Statistical analysis
All the experimental data were presented asmean ± standard deviation (SD). Statistical analysis used SPSS 20 (SPSS, Inc., Chicago, IL, USA). The one-way analysis of variance (ANOVA) following Turkey’s multiple comparison was carried out to evaluate the differences between the experimental groups. The statistical significant was expressed as P < 0.05.
Results
Effects of KLF6-SV1on the expression levels of TWIST1 and CCL2
In this experiment, KLF6-SV1 gene overexpressed and underexpressed A549 cells were constructed respectively, qRT-PCR and Western blot were used to detect the expression of KLF6-SV1, TWIST1 and CCL2 mRNA and protein in each group. The results showed that the expression levels of KLF6-SV1 protein and mRNA were significantly increased or decreased after transfection with KLF6-SV1 or siKLF6-SV1 plasmids respectively (Figure 1(a-c)).This indicated that transfection experiments was successful and could be used for further studies. It was showed that TWIST1 and CCL2 mRNA and protein were increased in the KLF6-SV1 group and decreased in the siKLF6-SV1 group (Figure 1(d-f)). In addition, the study also found that up-regulation of KLF6-SV1 levels could promote cell growth (Figure 1(g)). This suggested that KLF6-SV1 might promoted the expression levels of TWIST1 and CCL2.

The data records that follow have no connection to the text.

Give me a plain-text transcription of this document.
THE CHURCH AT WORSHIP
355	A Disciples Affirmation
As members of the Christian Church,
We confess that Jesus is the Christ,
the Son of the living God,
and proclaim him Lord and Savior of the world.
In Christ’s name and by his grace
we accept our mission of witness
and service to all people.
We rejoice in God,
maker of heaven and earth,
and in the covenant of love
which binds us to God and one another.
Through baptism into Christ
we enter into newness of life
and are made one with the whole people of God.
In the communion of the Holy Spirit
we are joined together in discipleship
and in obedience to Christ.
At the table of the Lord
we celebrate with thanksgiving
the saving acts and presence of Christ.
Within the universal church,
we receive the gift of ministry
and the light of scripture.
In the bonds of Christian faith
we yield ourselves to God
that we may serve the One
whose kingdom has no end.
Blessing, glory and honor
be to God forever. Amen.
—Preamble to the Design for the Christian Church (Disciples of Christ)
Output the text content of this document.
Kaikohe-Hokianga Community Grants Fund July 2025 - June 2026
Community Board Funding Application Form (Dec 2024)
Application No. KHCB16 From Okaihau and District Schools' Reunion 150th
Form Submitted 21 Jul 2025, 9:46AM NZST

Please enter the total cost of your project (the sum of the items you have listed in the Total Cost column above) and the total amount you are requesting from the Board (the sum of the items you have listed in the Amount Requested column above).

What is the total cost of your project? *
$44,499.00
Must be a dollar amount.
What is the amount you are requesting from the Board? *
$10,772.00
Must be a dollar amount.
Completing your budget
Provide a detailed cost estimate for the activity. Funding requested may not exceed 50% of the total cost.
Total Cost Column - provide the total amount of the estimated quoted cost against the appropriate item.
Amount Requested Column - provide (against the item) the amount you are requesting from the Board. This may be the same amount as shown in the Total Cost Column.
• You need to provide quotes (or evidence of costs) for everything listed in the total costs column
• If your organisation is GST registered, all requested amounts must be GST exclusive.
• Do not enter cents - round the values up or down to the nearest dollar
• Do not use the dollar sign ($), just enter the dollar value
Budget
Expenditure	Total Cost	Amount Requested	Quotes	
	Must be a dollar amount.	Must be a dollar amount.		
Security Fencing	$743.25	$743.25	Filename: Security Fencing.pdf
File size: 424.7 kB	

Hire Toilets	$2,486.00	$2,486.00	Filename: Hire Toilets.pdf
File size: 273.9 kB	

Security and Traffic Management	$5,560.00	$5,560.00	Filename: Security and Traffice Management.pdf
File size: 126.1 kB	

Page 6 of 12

Effects of KLF6-SV1 on TAMs
To investigate the effects of different expression levels of KLF6-SV1 on TAMs, the expression levels of M-CSF and GM-CSF in tumors and the positive status of CD68 and CD163 in tissues were examined. Proteins expressed on the surface of macrophages can reflect their polarization. That CD163 was used as a marker for M2 and CD68 was used as a marker for M1 has been widely recognized. The results showed that KLF6-SV1 had no significant effects on GM-CSF, but could up-regulate the expression level of M-CSF (Figure 2(a, b)). SP staining results showed that the results of CD68 staining in the four groups were not different, while in the KLF6-SV1 group, the number of CD163-positive TAMs was significantly increased (Figure 2(c, d)). This suggested that KLF6-SV1 might induce macrophage polarization to M2.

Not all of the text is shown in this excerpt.